Nel cuore della gloriosa sede del Politecnico di Milano che nobilita Piazza Leonardo c'è una piazzetta con un cubotto di cemento, la pizzaccia in vendita dietro la targa; è il luogo dove noi studenti ci sorbiamo come lucertole i primi soli primaverili, la pancia piena (?) di pasti mai sufficienti a sfamare i nostri affamati corpi.

Sotto questa piazzetta c'è una grande aula studio, raggiungibile con una rampa sanpietrinata. Delle vetrate abnormi lungo tutta la sua lunghezza permettono di spiarne l'interno e ne giustificano il nome: acquario.

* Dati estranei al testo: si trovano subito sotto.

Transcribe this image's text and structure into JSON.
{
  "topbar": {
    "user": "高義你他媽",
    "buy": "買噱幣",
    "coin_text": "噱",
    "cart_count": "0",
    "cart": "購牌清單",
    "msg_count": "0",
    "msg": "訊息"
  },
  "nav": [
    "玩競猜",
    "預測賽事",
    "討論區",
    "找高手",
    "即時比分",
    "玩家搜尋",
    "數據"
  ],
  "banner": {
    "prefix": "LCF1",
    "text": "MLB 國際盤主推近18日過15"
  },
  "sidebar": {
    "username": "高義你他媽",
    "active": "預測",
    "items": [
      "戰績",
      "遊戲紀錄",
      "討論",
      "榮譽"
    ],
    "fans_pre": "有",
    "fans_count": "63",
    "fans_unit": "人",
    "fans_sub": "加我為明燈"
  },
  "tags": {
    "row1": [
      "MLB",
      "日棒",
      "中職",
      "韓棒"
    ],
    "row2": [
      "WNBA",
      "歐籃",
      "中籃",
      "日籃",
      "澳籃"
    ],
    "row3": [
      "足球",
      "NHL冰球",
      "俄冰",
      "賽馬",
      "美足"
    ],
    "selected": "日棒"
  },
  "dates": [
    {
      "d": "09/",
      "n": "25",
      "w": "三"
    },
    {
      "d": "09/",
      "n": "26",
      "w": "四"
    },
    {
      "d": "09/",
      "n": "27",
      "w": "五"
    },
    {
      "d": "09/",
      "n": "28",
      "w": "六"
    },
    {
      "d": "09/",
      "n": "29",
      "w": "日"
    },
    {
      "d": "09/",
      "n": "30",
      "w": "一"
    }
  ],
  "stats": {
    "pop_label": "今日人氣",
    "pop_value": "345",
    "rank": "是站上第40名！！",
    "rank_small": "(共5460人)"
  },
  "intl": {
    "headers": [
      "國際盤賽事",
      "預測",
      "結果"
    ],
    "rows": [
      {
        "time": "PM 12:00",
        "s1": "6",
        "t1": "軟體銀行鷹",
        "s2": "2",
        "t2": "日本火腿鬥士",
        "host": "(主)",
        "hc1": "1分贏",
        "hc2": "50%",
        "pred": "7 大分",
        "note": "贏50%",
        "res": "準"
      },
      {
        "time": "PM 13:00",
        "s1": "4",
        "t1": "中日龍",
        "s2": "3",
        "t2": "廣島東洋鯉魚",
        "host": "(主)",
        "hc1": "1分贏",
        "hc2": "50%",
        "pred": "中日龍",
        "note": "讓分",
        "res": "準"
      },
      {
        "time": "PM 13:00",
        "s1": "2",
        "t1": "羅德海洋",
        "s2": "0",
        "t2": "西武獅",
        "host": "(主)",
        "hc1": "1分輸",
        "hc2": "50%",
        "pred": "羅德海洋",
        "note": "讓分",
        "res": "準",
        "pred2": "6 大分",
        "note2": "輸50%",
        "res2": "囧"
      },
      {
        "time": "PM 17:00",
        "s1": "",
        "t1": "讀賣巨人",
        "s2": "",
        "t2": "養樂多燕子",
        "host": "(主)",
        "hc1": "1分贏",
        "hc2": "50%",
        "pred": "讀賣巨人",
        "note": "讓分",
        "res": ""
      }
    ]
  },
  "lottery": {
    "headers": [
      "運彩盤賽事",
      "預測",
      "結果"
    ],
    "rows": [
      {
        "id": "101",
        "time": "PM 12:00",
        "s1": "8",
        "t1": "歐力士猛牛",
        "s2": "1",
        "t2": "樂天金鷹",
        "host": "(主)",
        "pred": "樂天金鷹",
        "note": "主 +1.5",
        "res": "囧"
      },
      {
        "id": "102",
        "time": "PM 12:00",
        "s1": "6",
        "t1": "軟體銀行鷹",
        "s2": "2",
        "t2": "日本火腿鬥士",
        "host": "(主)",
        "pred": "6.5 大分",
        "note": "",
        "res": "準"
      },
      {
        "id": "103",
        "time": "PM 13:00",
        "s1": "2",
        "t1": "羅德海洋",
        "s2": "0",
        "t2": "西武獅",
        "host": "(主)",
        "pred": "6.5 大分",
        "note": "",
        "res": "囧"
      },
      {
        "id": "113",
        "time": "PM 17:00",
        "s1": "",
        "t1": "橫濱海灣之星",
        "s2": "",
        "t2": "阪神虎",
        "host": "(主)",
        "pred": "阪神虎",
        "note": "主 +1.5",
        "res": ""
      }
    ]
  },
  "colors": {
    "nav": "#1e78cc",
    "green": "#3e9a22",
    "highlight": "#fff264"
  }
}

Freddo cane d'estate e caldo stomachevole d'inverno, l'acquario è un'istituzione dove le ore passano lente al mattino e sonnolente al pomeriggio; in fondo, però, tanti bei momenti ivi passati mi ricordano che esso è parte di quello che sto diventando.

Dentro l'acquario, 180 postazioni studio color verdino-vomito hanno raccolto e continuano a sopportate pianti, gioie, sospiri ed ansie; appunti sconclusionati e quaderni impeccabili; libri della McGraw-Hill senza colori e Citrini-Noseda rosso costinati come piovesse.

Su una di queste postazioni, il portatile collegato alla rete wireless dell'ateneo, durante una pausa (evento non rarissimo, invero), i miei amici cagnacci mi segnalarono un video.

Lo guardai e mi misi subito a ridere.

Ne porto ancora adesso le conseguenze.

Ssssh, silenzio in aula!

 

Da allora ascolto quella canzone n volte al giorno.

Da allora guardo questo video ogni volta che voglio ridere.

Da allora mi alleno allo specchio, la giacca elegante indossata, per imitare le smorfie dell'efebico cantante che, al momento attuale, è il mio avatar del liber vultuus (come gentilmente la mia adorata sorellina fa notare, dovrei farmi vedere da uno bravo).

Da allora, mi si è aperto un mondo.

"Zuppa romana", anno del Signore millenovecentottantatré, costituisce praticamente l'unico successo (almeno oltre confine) dei bavaresi Schrott Nach 8 (letteralmente, rottami dopo le 8); nonostante l'apparenza, le coreografie (ed i volti) da "Gambero rozzo" dei simpatici lanzichenecchi, il testo della culinaria canzone, molto ricercato, non sfigurerebbe sull'Artusi.

Non serve ch'io racconti a voi la perfezione di certe melodie, la pregevole ricercatezza di certe rime (come nel trittico da urlo spaghetti/gamberetti/sigaretti) e la superba costruzione ritmica, guidata dall'allegra grancassa percossa da uno spilungo che si immagina senza troppa fatica anche con un boccale in mano nel padiglione dell'HB un pomeriggio di fine settembre.

Non serve che ponga l'accento sull'entusiasmante interpretazione di Gessler, Blass, Henkel e compagnia briscola: il pathos che traspare dai visi e dalle teutoniche vocalità tese a raccontare versi di inafferrabile bellezza poetica ("gorgonzola, coca cola?" riesce come per incanto ad essere assorbito dall'ascoltatore che, inebetito ed estasiato, non può che sospirare davanti a cotanta grazia.

Non serve nemmeno parlare di cosa precedette (la per me deludente "Carbonara" dei conterranei Spliff) e di cosa seguì quel momento magico (la versione casereccia "Pasta e fagioli" di Lino Toffolo ed il rifacimento discotecaro sul bravo Luca Toni); quel momento brilla di luce propria, luminoso come il sole che riflette i suoi raggi sulle nevi dei monti bavaresi.

Qualcuno dirà che è una lurida presa per il culo; altri potrebbero dire che è solo una furba operazione volta ad ingrossare il portafoglio dei gioiosi cantori in oggetto; altri ancora diranno semplicemente che trattasi di merda.

Per me non è altro che un capolavoro d'ironia.

 

Preeego.

 

Un momento di puro divertimento quando si è tristi, quando si lavano i piatti la sera o quando la sequenza Caiazzo/Loreto/Piola comincia a rompere un po' i coglioni.

Un momento come un altro per una fugace, effimera e necessaria seppur momentanea evasione dal verdino vomito dell'acquario.

Un momento che ci ricorda che, a volte, nella vita serve ridere.

 

Dedicato ai miei superamici, con affetto.